Глава XI Родственная любовь<h5>(Продолжение повести Никандровой)
Чрез несколько дней телесная болезнь его миновалась, но душевная нимало. Он был беспрестанно пасмурен, с дикостию обращал по сторонам взоры; а когда они встречались с моими, то он краснел от стыда. Скука и уныние водворились в нашем мирном обиталище. Г-н Горланиус не только не заглядывал к нам, но не писал ни одной строчки. Конечно, ему совестно было, что, быв таким славным ученым, он был такой дурной отец. Анисья никуда не выходила; ибо, как мы узнали стороною, Горланиус в первом жару справедливого гнева прибил ее до полусмерти восемьдесят девятым томом энциклопедии, изданной Парижскою академиею в александрийский лист. Никогда энциклопедия не приносила большей пользы, как теперь, заставив беспутное творение по крайней мере пробыть в доме с месяц. Анисья не могла шевельнуть свободно ни одним членом, и все волосы были выщипаны. Конечно, Горланиус искал в затылке ее души, согласно с последним трактатом Трис-мегалоса. Мы также с своей стороны не хотели ни о чем осведомляться.

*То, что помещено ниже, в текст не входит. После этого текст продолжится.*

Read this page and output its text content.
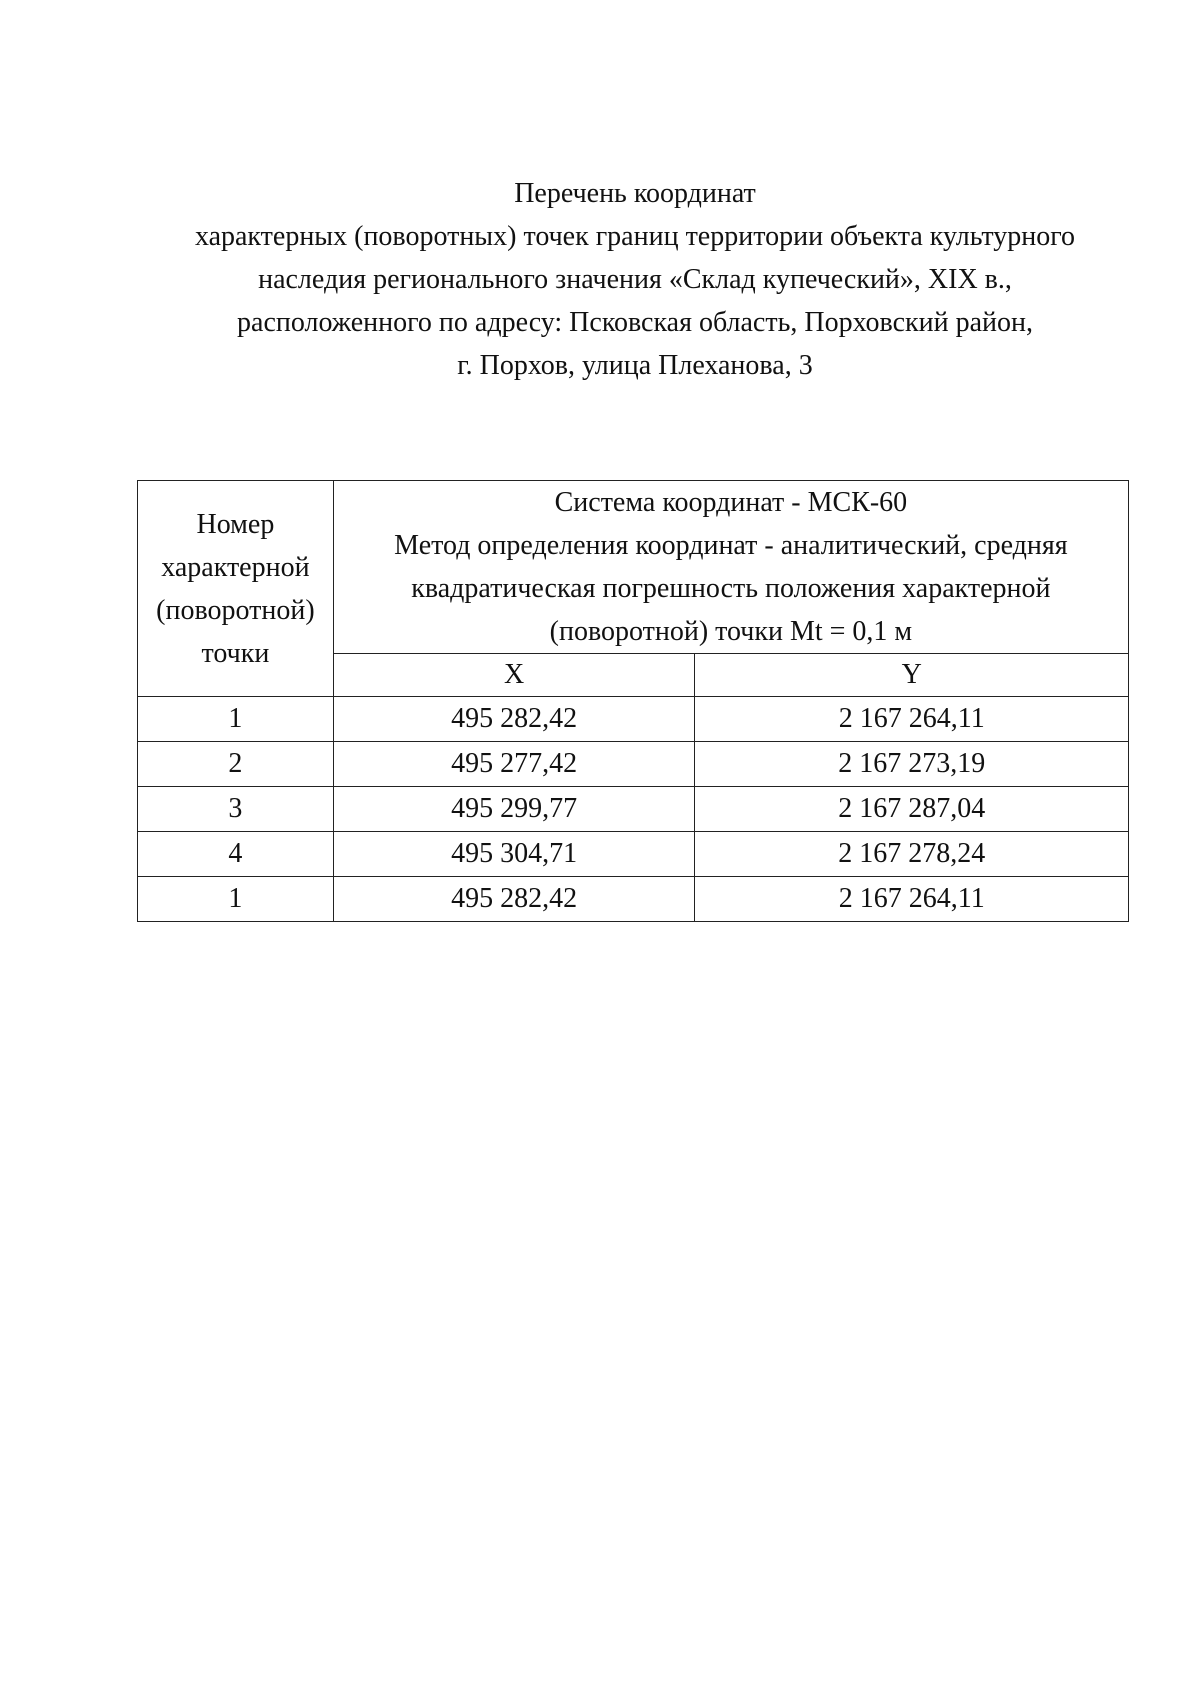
Перечень координат
характерных (поворотных) точек границ территории объекта культурного
наследия регионального значения «Склад купеческий», XIX в.,
расположенного по адресу: Псковская область, Порховский район,
г. Порхов, улица Плеханова, 3
Номер
характерной
(поворотной)
точки	Система координат - МСК-60
Метод определения координат - аналитический, средняя
квадратическая погрешность положения характерной
(поворотной) точки Mt = 0,1 м	

	X	Y
1	495 282,42	2 167 264,11
2	495 277,42	2 167 273,19
3	495 299,77	2 167 287,04
4	495 304,71	2 167 278,24
1	495 282,42	2 167 264,11
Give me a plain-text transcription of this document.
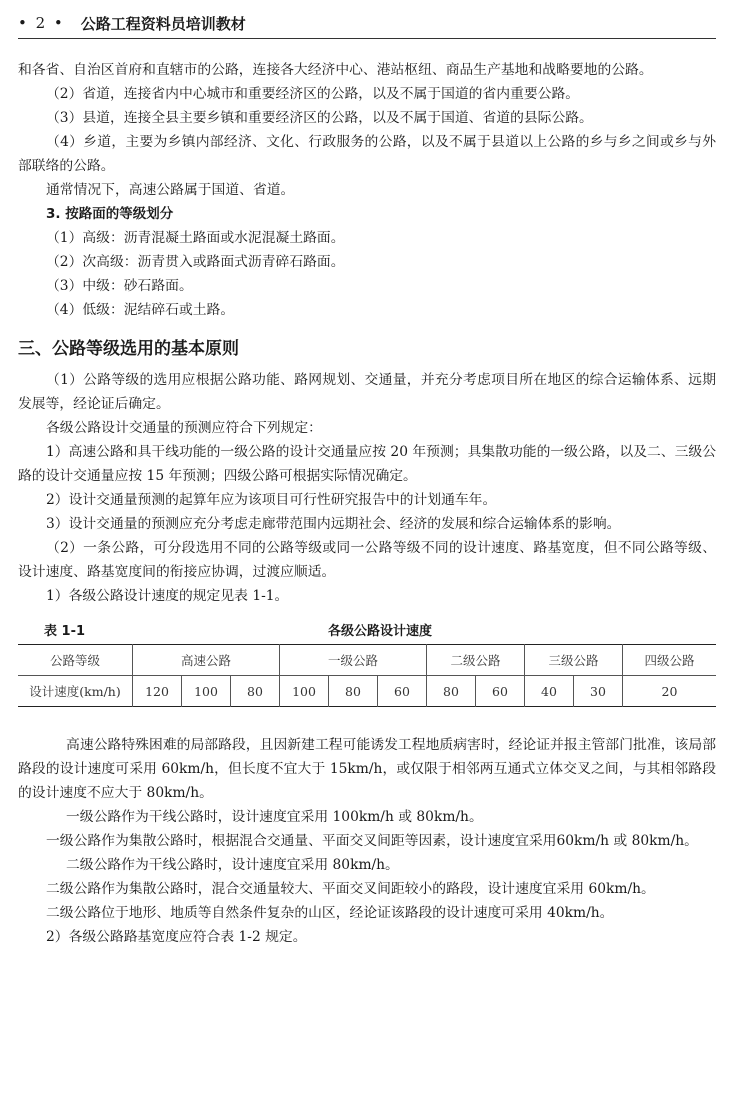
• 2 • 公路工程资料员培训教材

和各省、自治区首府和直辖市的公路，连接各大经济中心、港站枢纽、商品生产基地和战略要地的公路。

（2）省道，连接省内中心城市和重要经济区的公路，以及不属于国道的省内重要公路。

（3）县道，连接全县主要乡镇和重要经济区的公路，以及不属于国道、省道的县际公路。

（4）乡道，主要为乡镇内部经济、文化、行政服务的公路，以及不属于县道以上公路的乡与乡之间或乡与外部联络的公路。

通常情况下，高速公路属于国道、省道。

3. 按路面的等级划分

（1）高级：沥青混凝土路面或水泥混凝土路面。

（2）次高级：沥青贯入或路面式沥青碎石路面。

（3）中级：砂石路面。

（4）低级：泥结碎石或土路。

三、公路等级选用的基本原则

（1）公路等级的选用应根据公路功能、路网规划、交通量，并充分考虑项目所在地区的综合运输体系、远期发展等，经论证后确定。

各级公路设计交通量的预测应符合下列规定：

1）高速公路和具干线功能的一级公路的设计交通量应按 20 年预测；具集散功能的一级公路，以及二、三级公路的设计交通量应按 15 年预测；四级公路可根据实际情况确定。

2）设计交通量预测的起算年应为该项目可行性研究报告中的计划通车年。

3）设计交通量的预测应充分考虑走廊带范围内远期社会、经济的发展和综合运输体系的影响。

（2）一条公路，可分段选用不同的公路等级或同一公路等级不同的设计速度、路基宽度，但不同公路等级、设计速度、路基宽度间的衔接应协调，过渡应顺适。

1）各级公路设计速度的规定见表 1-1。

表 1-1	各级公路设计速度
公路等级	高速公路			一级公路			二级公路		三级公路		四级公路
设计速度(km/h)	120	100	80	100	80	60	80	60	40	30	20

高速公路特殊困难的局部路段，且因新建工程可能诱发工程地质病害时，经论证并报主管部门批准，该局部路段的设计速度可采用 60km/h，但长度不宜大于 15km/h，或仅限于相邻两互通式立体交叉之间，与其相邻路段的设计速度不应大于 80km/h。

一级公路作为干线公路时，设计速度宜采用 100km/h 或 80km/h。

一级公路作为集散公路时，根据混合交通量、平面交叉间距等因素，设计速度宜采用60km/h 或 80km/h。

二级公路作为干线公路时，设计速度宜采用 80km/h。

二级公路作为集散公路时，混合交通量较大、平面交叉间距较小的路段，设计速度宜采用 60km/h。

二级公路位于地形、地质等自然条件复杂的山区，经论证该路段的设计速度可采用 40km/h。

2）各级公路路基宽度应符合表 1-2 规定。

Пришед в одно утро в его кабинет, я немало удивился. В лежанке пылал огонь, а Трис-мегалос сидел на стуле и спокойно кидал в печь по тетради исписанной бумаги. Кучи лежали на полу подле него. Увидя меня, он улыбнулся и сказал:
– Сын мой! Пора оставить дурачества, какого бы рода они ни были. Вот я делаю тебе пример, и ты увидишь, что я отказываюсь от всякой любви, кроме одной. Всякая любовь, к чему б то ни было, каков бы ни был предмет ее, если она выходит из меры, есть непростительное дурачество. Однако человек с тем родится на свет, чтоб быть рабом и игрушкою многоразличных глупостей. Любил я страстно метафизику и беспрестанно заблуждался; любил до безумия славянский язык и был для всех смешон; любил Анисью и стал сам себе противен! Я любил пунш, и он один не сделал мне видимого зла; а потому я намерен теперь обратить к нему одному всю нежность мою и горячность; что ж касается до прочего, пропади всё! Анисью душевно презираю; славянским языком не скажу ни слова; о метафизике и думать не хочу; трактаты мои о душе во лбу и затылке, равно как и метафизическая комедия, давно обращены в пепел; а теперь смотри: вот рассуждение о душах животных, где доказано, что они иногда умнее и человеческих, да только смертны; вот другое – о занятии верховного существа до создания мира; а это, в трех томах, о будущих занятиях его по разрушении оного.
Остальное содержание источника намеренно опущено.